I recently wrote a letter to my congressperson. I don’t remember the name of the file, but I created it less than 7 days ago, it was smaller than 100k, and it contained the work ‘Nesto’. How would I use locate to find this file?
Using find:
find /home/rwcitek -type f -size -100k -atime -7 -print0 | xargs -0 grep 'Nesto' /dev/null
this returned:
/home/rwcitek/linux/topics/sssca/congress:To: Someone Nesto
Brief tutorial:
find decends through the directory heirarchy and applies the ‘logic string’ to each item in the folder. In the above example, find starts in my home folder (abreviated as ~). Then for each item in that folder, it applys the ‘logic string.’ In this case: -type f -size -100k -atime -7 -print0. Each truth test is evaluated, and if true, moves on to the next truth test. If the entry is a directory, find decends into it.
Break down of truth tests for the example:
- ‘-type f’ is the entry a file?
- ‘-size -100k’ is the entry less than 100k?
- ‘-atime -7’ is the access time less than 7 days ago?
- ‘-print0’ print the entry (this evaluates to true)
If any test fails, find stops processing the rest of the truth tests and moves on to the next entry. Using the example above, any file that is less than 100k fails the ‘-size -100k’ test, will not be tested for its access time, and will not be printed.

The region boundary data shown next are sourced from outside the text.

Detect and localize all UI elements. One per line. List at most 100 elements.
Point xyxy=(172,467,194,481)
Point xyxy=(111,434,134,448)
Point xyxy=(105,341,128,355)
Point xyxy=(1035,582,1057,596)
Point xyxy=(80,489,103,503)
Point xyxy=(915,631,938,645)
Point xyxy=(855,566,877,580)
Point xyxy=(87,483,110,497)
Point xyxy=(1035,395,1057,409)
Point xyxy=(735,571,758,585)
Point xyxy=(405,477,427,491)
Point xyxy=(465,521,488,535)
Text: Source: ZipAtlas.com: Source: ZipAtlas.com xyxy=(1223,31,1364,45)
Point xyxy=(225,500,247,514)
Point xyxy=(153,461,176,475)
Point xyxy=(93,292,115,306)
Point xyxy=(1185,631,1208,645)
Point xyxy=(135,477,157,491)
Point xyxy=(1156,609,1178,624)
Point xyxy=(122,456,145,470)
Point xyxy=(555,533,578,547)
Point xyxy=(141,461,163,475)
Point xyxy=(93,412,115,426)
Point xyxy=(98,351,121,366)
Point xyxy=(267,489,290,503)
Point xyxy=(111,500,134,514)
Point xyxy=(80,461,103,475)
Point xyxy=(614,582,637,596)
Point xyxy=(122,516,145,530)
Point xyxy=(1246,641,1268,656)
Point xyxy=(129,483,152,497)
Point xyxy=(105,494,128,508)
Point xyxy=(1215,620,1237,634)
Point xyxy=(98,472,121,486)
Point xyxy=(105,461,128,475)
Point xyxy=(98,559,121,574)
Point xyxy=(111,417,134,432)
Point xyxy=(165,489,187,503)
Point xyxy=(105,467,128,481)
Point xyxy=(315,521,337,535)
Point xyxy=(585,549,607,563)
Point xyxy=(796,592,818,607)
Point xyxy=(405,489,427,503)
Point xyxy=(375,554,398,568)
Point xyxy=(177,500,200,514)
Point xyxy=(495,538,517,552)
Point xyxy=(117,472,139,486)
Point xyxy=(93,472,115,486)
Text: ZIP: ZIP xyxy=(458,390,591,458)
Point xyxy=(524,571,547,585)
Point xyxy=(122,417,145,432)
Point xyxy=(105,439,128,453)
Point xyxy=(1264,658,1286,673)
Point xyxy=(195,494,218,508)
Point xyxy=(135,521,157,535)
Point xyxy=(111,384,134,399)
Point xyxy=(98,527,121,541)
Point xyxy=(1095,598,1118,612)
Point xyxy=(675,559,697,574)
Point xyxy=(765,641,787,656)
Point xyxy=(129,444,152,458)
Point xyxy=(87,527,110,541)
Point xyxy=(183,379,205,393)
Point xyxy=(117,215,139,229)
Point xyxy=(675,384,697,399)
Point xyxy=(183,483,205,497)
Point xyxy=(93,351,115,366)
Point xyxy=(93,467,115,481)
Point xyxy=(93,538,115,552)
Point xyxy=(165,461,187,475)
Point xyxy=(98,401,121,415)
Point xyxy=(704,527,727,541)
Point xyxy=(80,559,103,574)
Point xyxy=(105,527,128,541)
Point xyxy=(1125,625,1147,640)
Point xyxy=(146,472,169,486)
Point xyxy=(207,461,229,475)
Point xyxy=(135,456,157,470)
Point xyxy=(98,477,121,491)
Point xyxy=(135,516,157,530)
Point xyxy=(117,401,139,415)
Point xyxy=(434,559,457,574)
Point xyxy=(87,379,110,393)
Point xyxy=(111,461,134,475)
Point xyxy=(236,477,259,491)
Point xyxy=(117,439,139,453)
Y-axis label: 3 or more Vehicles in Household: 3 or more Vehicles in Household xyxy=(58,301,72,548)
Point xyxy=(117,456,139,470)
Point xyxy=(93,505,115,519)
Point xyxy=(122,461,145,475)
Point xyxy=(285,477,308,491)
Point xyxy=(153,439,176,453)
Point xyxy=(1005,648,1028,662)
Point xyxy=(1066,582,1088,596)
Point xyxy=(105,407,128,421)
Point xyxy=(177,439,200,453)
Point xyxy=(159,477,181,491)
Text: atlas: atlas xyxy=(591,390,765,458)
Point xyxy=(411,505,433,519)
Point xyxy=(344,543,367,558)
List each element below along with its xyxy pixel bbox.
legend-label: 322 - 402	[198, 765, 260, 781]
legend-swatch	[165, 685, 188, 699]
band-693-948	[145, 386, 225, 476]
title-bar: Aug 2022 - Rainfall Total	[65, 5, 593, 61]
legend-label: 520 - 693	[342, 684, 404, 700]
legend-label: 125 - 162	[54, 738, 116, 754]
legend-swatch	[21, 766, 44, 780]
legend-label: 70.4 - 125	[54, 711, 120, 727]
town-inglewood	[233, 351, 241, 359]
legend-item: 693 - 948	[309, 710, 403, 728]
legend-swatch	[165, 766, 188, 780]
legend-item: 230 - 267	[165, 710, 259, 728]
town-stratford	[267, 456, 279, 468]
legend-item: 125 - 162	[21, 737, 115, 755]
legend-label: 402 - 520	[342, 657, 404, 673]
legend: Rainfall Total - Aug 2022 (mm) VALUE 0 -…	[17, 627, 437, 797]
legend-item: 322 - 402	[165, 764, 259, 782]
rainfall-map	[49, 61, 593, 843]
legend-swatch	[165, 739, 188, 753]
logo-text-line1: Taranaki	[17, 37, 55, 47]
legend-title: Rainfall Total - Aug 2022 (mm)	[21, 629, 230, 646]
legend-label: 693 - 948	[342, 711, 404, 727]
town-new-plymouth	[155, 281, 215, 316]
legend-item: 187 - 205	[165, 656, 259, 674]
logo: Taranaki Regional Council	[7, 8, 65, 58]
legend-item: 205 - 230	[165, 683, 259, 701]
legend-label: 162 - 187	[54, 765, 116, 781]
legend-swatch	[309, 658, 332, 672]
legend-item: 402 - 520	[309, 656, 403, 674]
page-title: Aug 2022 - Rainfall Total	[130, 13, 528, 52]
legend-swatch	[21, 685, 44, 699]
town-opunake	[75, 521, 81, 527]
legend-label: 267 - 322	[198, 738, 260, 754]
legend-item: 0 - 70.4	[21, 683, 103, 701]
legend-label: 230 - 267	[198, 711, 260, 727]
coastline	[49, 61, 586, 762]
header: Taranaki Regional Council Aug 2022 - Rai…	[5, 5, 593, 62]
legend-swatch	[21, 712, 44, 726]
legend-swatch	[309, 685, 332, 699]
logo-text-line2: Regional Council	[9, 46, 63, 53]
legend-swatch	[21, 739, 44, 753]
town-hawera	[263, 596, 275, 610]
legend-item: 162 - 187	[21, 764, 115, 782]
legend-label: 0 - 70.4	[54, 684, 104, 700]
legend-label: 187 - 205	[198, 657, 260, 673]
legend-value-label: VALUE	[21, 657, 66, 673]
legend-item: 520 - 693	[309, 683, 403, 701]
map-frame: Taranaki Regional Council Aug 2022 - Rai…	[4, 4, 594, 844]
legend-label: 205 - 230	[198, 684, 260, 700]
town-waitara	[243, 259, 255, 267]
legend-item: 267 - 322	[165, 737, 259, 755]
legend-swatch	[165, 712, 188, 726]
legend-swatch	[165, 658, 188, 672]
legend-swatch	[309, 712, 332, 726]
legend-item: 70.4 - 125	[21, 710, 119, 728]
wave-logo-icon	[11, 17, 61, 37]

By default each truth test is a logical AND, i.e. the -a option is implied. However, you can also use OR (-o) and NOT (! or -not), and force precedence with parentheses.
Here’s another find to search for broken symlinks (Windows shortcuts):
find . -type l ! -exec test -e true ; -print
Out of curiosity, how would I do this in Windows (without using Cygwin or other Unix-like CLI)?
In contrast, locate is just a database of filenames on your system.